Volta-se então na direção oposta, o mar imenso e
escuro, onde a luz do sol ainda não chegou.
É este o seu
destino. Os poetas o têm sabido desde sempre: A solidez, da terra, monótona,
parece-nos fraca ilusão. Queremos a ilusão do grande mar, multiplicada em suas
malhas de perigo (Cecília Meireles).
É preciso
navegar. Deixando atrás as terras e os portos dos nossos pais e avós, nossos
navios têm de buscar a terra dos nossos filhos e netos, ainda não vista,
desconhecida. (Nietzsche).
Mas, para esta aventura meus mapas não lhe bastam.
Todos os diplomas são inúteis. E inútil todo o saber aprendido. Você terá de
navegar dispondo de uma coisa apenas: os seus sonhos. Os sonhos são os mapas
dos navegantes que procuram novos mundos. Na busca dos seus sonhos você terá de
construir um novo saber, que eu mesmo não sei… E os seus pensamentos terão de
ser outros, diferentes daqueles que você agora tem.
O seu saber é um pássaro engaiolado, que pula de
poleiro a poleiro, e que você leva para onde quer. Mas dos sonhos saem pássaros
selvagens, que nenhuma educação pode domesticar.
Meu saber o ensinou a andar por caminhos sólidos.
Indiquei-lhe as pedras firmes, onde você poderá colocar os seus pés, sem medo.
Mas o que fazer quando se tem de caminhar por um rio saltando de pedra em
pedra, cada pedra uma incógnita? Ah! Como são diferentes o corpo movido pelo
sonho, do corpo movido pelas certezas.
Sobre leves
esteios o primeiro salta para diante. a esperança e o pressentimento põem asas
em seus pés. Pesadamente o segundo arqueja em seu encalço e busca esteios
melhores para também alcançar aquele alvo sedutor, ao qual seu companheiro mais
divino já chegou. Dir-se-ia ver dois andarilhos diante de um regato selvagem,
que corre rodopiando pedras. o primeiro, com pés ligeiros, salta por sobre ele,
usando as pedras e apoiando-se nelas para lançar-se mais adiante, ainda que, atrás
dele, afundem bruscamente nas profundezas. O outro, a todo instante, detém-se
desamparado, precisa antes construir fundamentos que sustentem seu passo pesado
e cauteloso; por vezes isso não dá resultado e, então, não há deus que possa
auxiliá-lo a transpor o regato. (Nietzsche)
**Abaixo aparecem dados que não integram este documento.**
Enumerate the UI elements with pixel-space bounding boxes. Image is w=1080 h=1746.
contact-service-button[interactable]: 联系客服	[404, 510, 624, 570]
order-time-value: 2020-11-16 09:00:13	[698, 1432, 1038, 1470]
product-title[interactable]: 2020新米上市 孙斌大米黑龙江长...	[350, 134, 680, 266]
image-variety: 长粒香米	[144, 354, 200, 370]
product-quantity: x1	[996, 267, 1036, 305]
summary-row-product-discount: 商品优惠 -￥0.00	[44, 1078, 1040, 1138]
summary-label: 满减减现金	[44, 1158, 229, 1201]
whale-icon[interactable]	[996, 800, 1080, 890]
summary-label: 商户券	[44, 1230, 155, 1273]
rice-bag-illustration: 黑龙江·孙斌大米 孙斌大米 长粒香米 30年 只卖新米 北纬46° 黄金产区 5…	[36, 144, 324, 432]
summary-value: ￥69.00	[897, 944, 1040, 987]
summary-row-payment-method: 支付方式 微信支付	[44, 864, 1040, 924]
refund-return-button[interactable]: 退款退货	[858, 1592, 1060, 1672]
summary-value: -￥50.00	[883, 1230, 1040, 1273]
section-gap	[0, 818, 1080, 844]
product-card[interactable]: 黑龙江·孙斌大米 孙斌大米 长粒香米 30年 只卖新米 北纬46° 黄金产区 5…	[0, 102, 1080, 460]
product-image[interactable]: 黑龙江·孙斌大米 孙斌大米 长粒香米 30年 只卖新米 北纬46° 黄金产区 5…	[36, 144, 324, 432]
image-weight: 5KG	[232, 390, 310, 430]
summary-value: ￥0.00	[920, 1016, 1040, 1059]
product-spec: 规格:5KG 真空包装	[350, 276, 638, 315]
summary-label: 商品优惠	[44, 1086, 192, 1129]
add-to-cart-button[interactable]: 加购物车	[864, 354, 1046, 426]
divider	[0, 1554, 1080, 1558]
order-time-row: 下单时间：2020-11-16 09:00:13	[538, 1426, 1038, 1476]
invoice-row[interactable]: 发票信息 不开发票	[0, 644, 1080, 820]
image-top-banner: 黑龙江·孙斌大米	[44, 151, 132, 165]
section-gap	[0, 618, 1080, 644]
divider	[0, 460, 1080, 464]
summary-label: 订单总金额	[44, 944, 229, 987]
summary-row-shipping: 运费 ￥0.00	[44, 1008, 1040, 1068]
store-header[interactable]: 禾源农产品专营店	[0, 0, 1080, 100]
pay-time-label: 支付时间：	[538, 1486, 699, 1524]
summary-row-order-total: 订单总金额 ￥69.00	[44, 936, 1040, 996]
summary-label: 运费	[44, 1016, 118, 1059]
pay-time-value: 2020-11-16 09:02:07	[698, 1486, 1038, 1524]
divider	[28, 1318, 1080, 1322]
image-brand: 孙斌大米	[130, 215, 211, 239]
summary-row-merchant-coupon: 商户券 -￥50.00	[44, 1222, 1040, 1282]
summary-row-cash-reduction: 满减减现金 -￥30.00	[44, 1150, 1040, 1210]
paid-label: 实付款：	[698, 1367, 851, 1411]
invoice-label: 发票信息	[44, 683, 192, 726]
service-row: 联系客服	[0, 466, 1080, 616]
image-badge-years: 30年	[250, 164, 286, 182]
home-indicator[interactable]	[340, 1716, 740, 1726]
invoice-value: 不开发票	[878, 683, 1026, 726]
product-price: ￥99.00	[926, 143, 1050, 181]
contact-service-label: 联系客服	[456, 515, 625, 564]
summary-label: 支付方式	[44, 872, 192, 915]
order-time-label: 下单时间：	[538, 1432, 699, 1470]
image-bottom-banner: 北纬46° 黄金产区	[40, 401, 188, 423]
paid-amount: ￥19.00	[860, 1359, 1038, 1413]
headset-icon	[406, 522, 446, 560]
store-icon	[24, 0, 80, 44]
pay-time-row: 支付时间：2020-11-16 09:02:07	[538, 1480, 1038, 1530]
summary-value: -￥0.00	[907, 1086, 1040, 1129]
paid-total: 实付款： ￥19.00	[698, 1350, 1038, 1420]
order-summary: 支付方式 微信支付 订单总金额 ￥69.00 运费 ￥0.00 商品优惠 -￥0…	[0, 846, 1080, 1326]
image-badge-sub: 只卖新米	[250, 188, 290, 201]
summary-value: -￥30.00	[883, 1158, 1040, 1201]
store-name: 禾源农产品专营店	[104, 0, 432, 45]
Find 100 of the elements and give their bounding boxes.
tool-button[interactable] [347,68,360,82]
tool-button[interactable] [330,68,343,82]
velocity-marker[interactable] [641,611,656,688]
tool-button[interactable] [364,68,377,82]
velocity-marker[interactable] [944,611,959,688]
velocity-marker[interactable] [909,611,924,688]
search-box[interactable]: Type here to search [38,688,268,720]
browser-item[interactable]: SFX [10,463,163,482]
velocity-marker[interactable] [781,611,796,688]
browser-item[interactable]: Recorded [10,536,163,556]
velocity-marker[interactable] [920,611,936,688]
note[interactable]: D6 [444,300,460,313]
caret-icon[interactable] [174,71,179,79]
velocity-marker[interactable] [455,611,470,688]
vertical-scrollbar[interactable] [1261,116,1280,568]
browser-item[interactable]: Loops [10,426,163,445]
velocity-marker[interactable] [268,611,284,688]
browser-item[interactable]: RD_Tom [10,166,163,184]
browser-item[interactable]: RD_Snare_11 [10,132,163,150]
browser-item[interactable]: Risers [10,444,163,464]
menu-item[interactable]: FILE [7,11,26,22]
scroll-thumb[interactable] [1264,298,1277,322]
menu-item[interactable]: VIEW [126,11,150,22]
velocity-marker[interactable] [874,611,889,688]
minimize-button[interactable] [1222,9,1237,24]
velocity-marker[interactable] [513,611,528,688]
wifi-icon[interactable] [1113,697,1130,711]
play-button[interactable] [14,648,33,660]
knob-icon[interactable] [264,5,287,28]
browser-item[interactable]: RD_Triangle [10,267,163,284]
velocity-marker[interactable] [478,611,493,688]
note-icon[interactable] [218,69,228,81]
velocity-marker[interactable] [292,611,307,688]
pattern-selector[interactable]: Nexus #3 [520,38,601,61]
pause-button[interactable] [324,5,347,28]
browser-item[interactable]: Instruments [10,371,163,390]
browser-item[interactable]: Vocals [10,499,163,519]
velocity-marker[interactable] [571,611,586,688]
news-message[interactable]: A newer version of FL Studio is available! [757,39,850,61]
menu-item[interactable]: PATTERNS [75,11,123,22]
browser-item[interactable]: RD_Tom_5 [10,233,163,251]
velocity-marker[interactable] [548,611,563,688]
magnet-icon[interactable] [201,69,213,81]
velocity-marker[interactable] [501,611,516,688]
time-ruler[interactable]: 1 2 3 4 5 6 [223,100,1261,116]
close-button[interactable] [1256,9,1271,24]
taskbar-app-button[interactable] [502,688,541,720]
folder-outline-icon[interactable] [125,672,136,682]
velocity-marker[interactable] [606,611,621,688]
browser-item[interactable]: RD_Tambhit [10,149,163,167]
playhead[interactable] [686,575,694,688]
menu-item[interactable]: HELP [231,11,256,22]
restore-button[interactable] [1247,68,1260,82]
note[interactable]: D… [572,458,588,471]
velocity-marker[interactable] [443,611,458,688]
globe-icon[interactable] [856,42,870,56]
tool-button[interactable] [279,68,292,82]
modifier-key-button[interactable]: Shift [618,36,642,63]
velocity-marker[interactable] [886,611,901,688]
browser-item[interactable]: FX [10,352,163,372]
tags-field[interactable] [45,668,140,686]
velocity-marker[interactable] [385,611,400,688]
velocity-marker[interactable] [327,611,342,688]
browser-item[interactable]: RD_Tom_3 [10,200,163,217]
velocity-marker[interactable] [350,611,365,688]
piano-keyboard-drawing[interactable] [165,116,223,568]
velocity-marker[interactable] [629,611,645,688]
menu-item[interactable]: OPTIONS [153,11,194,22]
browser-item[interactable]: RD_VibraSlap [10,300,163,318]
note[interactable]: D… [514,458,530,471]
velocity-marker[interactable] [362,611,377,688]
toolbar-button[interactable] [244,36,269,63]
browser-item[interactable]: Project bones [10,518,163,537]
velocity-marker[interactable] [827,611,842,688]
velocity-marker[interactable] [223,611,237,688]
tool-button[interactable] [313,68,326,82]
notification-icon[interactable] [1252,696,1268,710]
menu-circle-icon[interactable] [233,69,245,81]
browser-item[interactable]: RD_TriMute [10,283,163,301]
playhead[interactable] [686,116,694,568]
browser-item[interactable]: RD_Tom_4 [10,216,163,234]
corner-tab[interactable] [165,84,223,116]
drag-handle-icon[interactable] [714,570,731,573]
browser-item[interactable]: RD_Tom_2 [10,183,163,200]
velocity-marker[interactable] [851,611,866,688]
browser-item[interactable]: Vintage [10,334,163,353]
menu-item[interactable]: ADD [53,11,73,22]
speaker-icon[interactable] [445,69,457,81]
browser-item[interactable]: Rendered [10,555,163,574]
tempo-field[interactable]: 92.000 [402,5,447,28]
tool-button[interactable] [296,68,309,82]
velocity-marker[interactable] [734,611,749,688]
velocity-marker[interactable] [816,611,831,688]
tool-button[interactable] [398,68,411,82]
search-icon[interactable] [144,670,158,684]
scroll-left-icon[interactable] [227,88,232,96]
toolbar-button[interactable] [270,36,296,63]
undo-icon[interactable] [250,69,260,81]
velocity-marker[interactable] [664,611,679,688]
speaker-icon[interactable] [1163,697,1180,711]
Até agora eu o ensinei a marchar. É isto que se ensina
nas escolas. Caminhar com passos firmes. Não saltar nunca sobre o vazio. Nada
dizer que não esteja construído sobre sólidos fundamentos. Mas, com o
aprendizado do rigor, você desaprendeu o fascínio do ousar. E até desaprendeu
mesmo a arte de falar. Na Idade Média (e como a criticamos!) os pensadores só
se atreviam a falar se solidamente apoiados nas autoridades. Continuamos a
fazer o mesmo, embora os textos sagrados sejam outros. Também as escolas e
universidades têm os seu papas, seus dogmas, suas ortodoxias. O segredo do
sucesso na carreira acadêmica? Jogar bem o boca de forno, a aprender a fazer
tudo o que seu mestre mandar…
©André Martins de Barros
Agora o que desejo é que você aprenda a dançar. Lição
de Zaratustra, que dizia que para se aprender a pensar é preciso primeiro
aprender a dançar. Quem dança com as ideias descobre que pensar é alegria. Se
pensar lhe dá’ tristeza e porque você só sabe marchar, como soldados em ordem
unida. Saltar sobre o vazio, pular de pico em pico. Não ter medo da queda. Foi
assim que se construiu a ciência: não pela prudência dos que marcham, mas pela
ousadia dos que sonham. Todo conhecimento começa com o sonho. O conhecimento
nada mais é que a aventura pelo mar desconhecido, em busca da terra sonhada.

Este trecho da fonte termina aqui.